Gambian President Adama Barrow recently ordered the release of all prisoners detained without trial throughout the country.
President Barrow gave the order during his official inauguration ceremony at the Independence Stadium in Bakau, a town 20km west of the capital Banjul, according to Al Jazeera, “Orders have already been given for all those detained without trial to be released,” he said.
With President Barrow’s pronouncement, at least 171 inmates held in the Gambia’s notorious Mile 2 Prison facility are expected to be set free, with nearly all of them being detained on former President Yahya Jammeh’s orders.
Jammeh’s 22 years in office were marked by widespread human rights abuses, a gag on the free press, and arbitrary abductions or imprisonments of the opposition and political dissidents.
In his speech, President Barrow also promised to implement a slew of legal reforms that would correct the years of misrule of Jammeh’s administration.
“It [the legal reform] intends to enforce constitutional provisions that are entrenched to protect the fundamental rights of the citizens,” President Barrow said.
Concerning the scores of Gambians forcefully abducted or declared missing during Jammeh’s regime, President Barrow promised to direct the attorney general and Minister of Justice to open investigations in to their disappearances.
“An appropriate commission will be established to conduct inquiries in to their disappearances,” he said.
A New Era
At President Barrow’s February 18th inauguration, thousands of enthusiastic Gambians packed in to the stadium to celebrate a day that has been described as the birth of a new era for the Gambia, while also coinciding with the country’s 52nd independence anniversary from Great Britain.
Present at Mr. Barrow’s inauguration were leaders (or their representatives) from several west African countries, including the presidents of Ivory Coast, Liberia, Ghana, Nigeria, and Senegal.

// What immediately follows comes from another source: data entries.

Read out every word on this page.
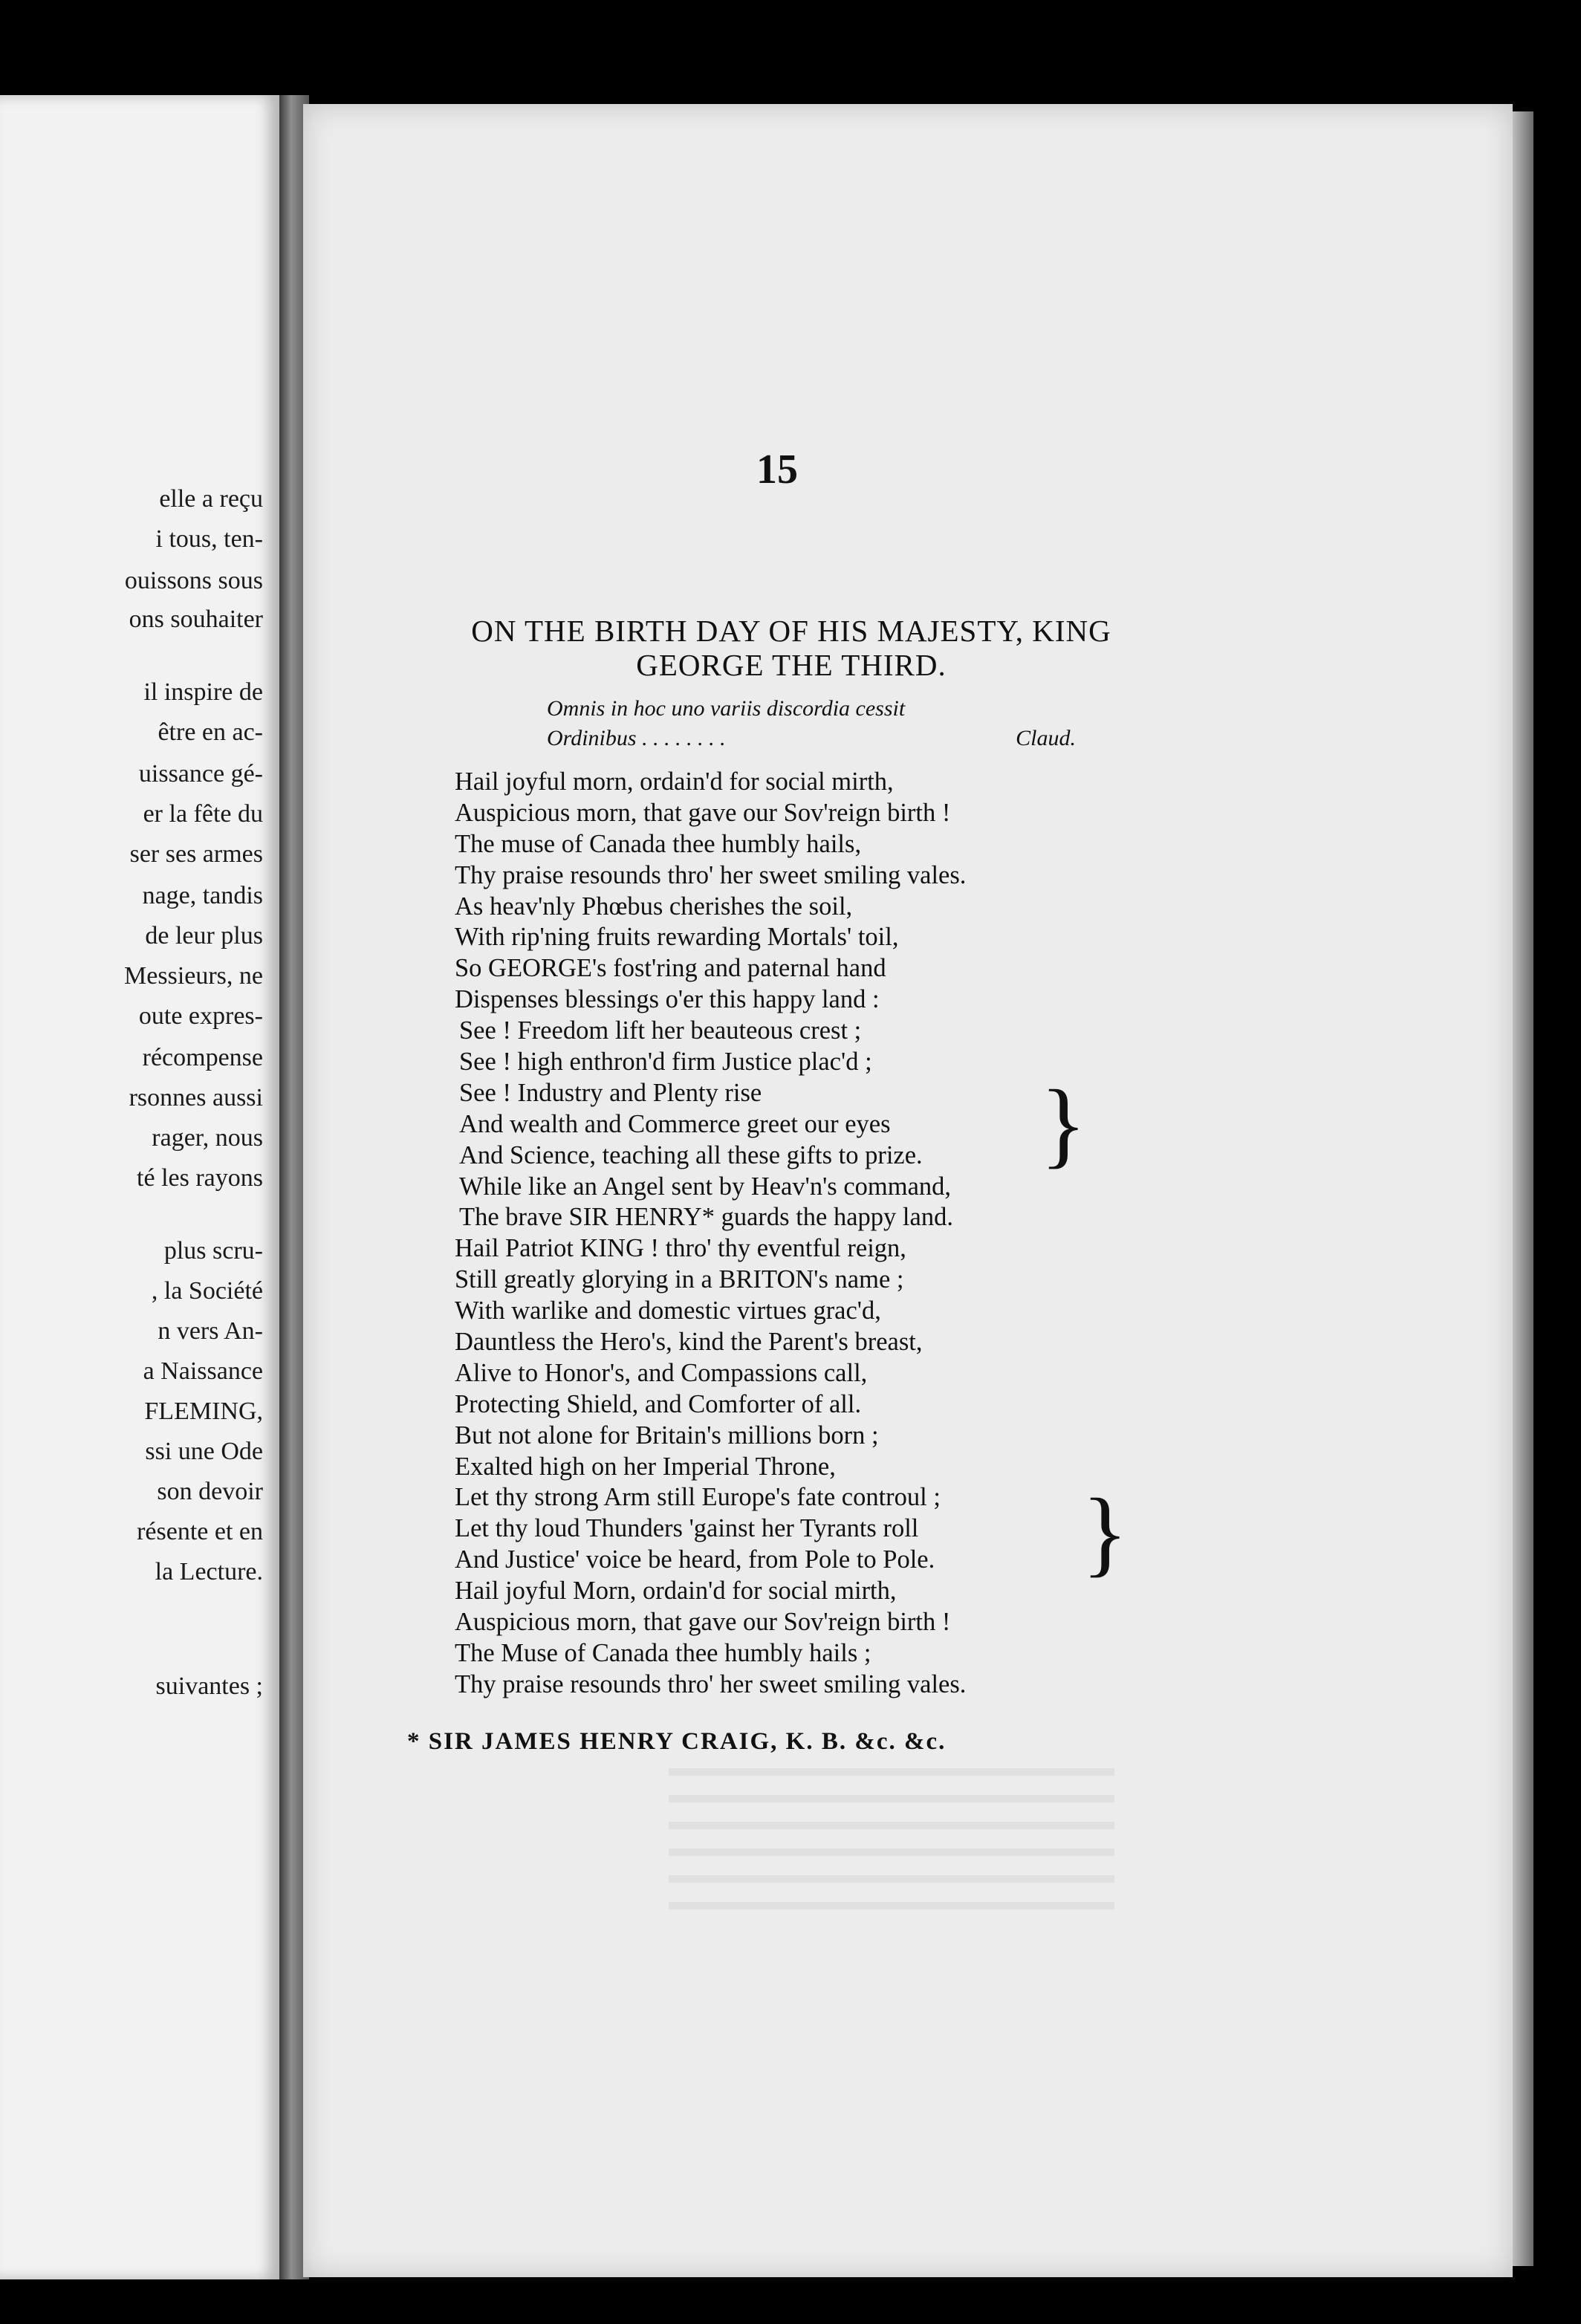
elle a reçu
i tous, ten-
ouissons sous
ons souhaiter
il inspire de
être en ac-
uissance gé-
er la fête du
ser ses armes
nage, tandis
de leur plus
Messieurs, ne
oute expres-
récompense
rsonnes aussi
rager, nous
té les rayons
plus scru-
, la Société
n vers An-
a Naissance
FLEMING,
ssi une Ode
son devoir
résente et en
la Lecture.
suivantes ;
15
ON THE BIRTH DAY OF HIS MAJESTY, KING
GEORGE THE THIRD.
Omnis in hoc uno variis discordia cessit
Ordinibus . . . . . . . .	Claud.
Hail joyful morn, ordain'd for social mirth,
Auspicious morn, that gave our Sov'reign birth !
The muse of Canada thee humbly hails,
Thy praise resounds thro' her sweet smiling vales.
As heav'nly Phœbus cherishes the soil,
With rip'ning fruits rewarding Mortals' toil,
So GEORGE's fost'ring and paternal hand
Dispenses blessings o'er this happy land :
See ! Freedom lift her beauteous crest ;
See ! high enthron'd firm Justice plac'd ;
See ! Industry and Plenty rise
And wealth and Commerce greet our eyes
And Science, teaching all these gifts to prize.
While like an Angel sent by Heav'n's command,
The brave SIR HENRY* guards the happy land.
Hail Patriot KING ! thro' thy eventful reign,
Still greatly glorying in a BRITON's name ;
With warlike and domestic virtues grac'd,
Dauntless the Hero's, kind the Parent's breast,
Alive to Honor's, and Compassions call,
Protecting Shield, and Comforter of all.
But not alone for Britain's millions born ;
Exalted high on her Imperial Throne,
Let thy strong Arm still Europe's fate controul ;
Let thy loud Thunders 'gainst her Tyrants roll
And Justice' voice be heard, from Pole to Pole.
Hail joyful Morn, ordain'd for social mirth,
Auspicious morn, that gave our Sov'reign birth !
The Muse of Canada thee humbly hails ;
Thy praise resounds thro' her sweet smiling vales.
}
}
* SIR JAMES HENRY CRAIG, K. B. &c. &c.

Mr. Barrow’s inauguration came nearly a month after he took the oath of office and was sworn in, in neighboring Senegal at a brief ceremony in the Gambian embassy in Dakar.
Senegal served as a safe haven for Barrow as he fled the uncertainty and insecurity that had gripped the Gambia following Jammeh’s refusal to hand over power after his defeat at the polls in the December 1st presidential elections.
However, a combination of pressure from the international community and the threat of a military intervention by ECOWAS forced Jammeh to stand down and flee to Equatorial Guinea last month.